I have been on convoys where I did not know if they were mined. I - TopicsExpress



          

I have been on convoys where I did not know if they were mined. I have been on foot patrols where I did not know if a sniper had me in his crosshairs. I have ridden in helicopters over the deserts of Iraq where I could have taken ground fire or been knocked out of the sky by heat seeking rockets. I have been in heavily populated areas and checkpoints where I did not know if someone had a suicide vest. I was scared and the only thing that was for certain was uncertainty. But I had my faith in God and my brothers by my side with me. I never felt alone, I I knew I wouldnt be abandoned. I dont know what it is I feel right now. I dont know if Im scared worried or concerned. I would wake up overseas wondering is today the day, I wouldnt worry about the next day, I was just trying to survive the day. I worried about the next day when the next day came. I guess it was because I was more worried about living. Now its a different story, whats going to happen tomorrow the day after the next week or the following week, month or year.
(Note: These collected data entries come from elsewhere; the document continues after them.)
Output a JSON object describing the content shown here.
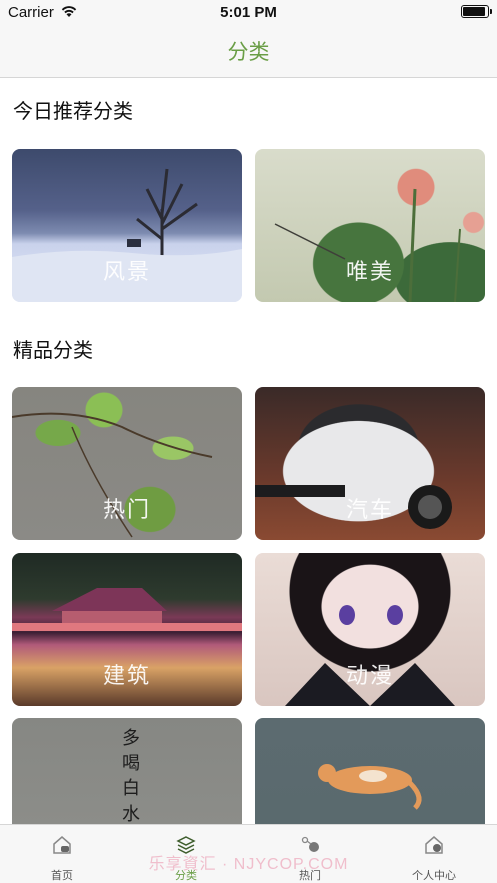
{
  "status_bar": {
    "carrier": "Carrier",
    "time": "5:01 PM"
  },
  "nav": {
    "title": "分类"
  },
  "sections": {
    "recommended_title": "今日推荐分类",
    "featured_title": "精品分类"
  },
  "recommended": [
    {
      "label": "风景",
      "icon": "landscape-image"
    },
    {
      "label": "唯美",
      "icon": "lotus-image"
    }
  ],
  "featured": [
    {
      "label": "热门",
      "icon": "leaves-image"
    },
    {
      "label": "汽车",
      "icon": "car-image"
    },
    {
      "label": "建筑",
      "icon": "building-image"
    },
    {
      "label": "动漫",
      "icon": "anime-image"
    },
    {
      "label": "",
      "icon": "calligraphy-image",
      "image_text": [
        "多",
        "喝",
        "白",
        "水"
      ]
    },
    {
      "label": "",
      "icon": "cat-image"
    }
  ],
  "tabs": [
    {
      "label": "首页",
      "icon": "home-icon",
      "active": false
    },
    {
      "label": "分类",
      "icon": "layers-icon",
      "active": true
    },
    {
      "label": "热门",
      "icon": "share-icon",
      "active": false
    },
    {
      "label": "个人中心",
      "icon": "user-center-icon",
      "active": false
    }
  ],
  "watermark": "乐享資汇 · NJYCOP.COM",
  "colors": {
    "accent": "#6a9e46",
    "bar_background": "#f7f7f7"
  }
}
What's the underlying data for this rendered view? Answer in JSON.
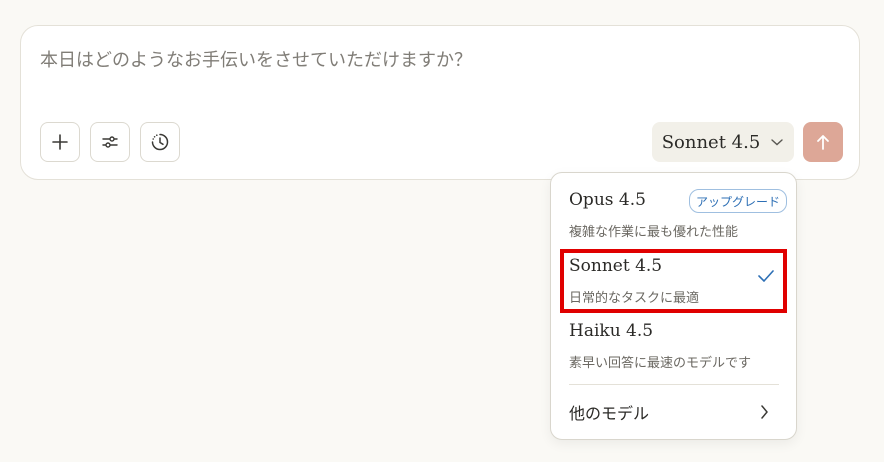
{
  "composer": {
    "placeholder": "本日はどのようなお手伝いをさせていただけますか？",
    "model_label": "Sonnet 4.5"
  },
  "icons": {
    "add": "plus-icon",
    "settings": "sliders-icon",
    "history": "clock-icon",
    "chevron": "chevron-down-icon",
    "send": "arrow-up-icon"
  },
  "menu": {
    "options": [
      {
        "name": "Opus 4.5",
        "desc": "複雑な作業に最も優れた性能",
        "badge": "アップグレード"
      },
      {
        "name": "Sonnet 4.5",
        "desc": "日常的なタスクに最適",
        "selected": true
      },
      {
        "name": "Haiku 4.5",
        "desc": "素早い回答に最速のモデルです"
      }
    ],
    "more_label": "他のモデル"
  },
  "colors": {
    "background": "#faf9f5",
    "send_button": "#dda797",
    "highlight": "#e00000",
    "check": "#2d6fb5"
  }
}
I dont know where Im going with this. Im sure there will be scrutiny in what I just said. I dont worry about life or death. I dont worry about money or a roof over my head. My concern and my worry is for my son. I know his mother and grandmother are taking good care him. But I worry how my son will feel about me. What kind of reception will I get when I get to him. I dont know if he knows Im his father. I dont know how his mother will receive me. Am I gonna get another curve ball like the last time I saw my son? Am I gonna be welcome? Will he run to me or away from me? All I know is what Im going to do when I see him. Im gonna fall to my knees grab hold of him hold him tight and tell him how much I love him and miss him. There isnt a doubt in mind that I will cry. And Im not gonna want to let go.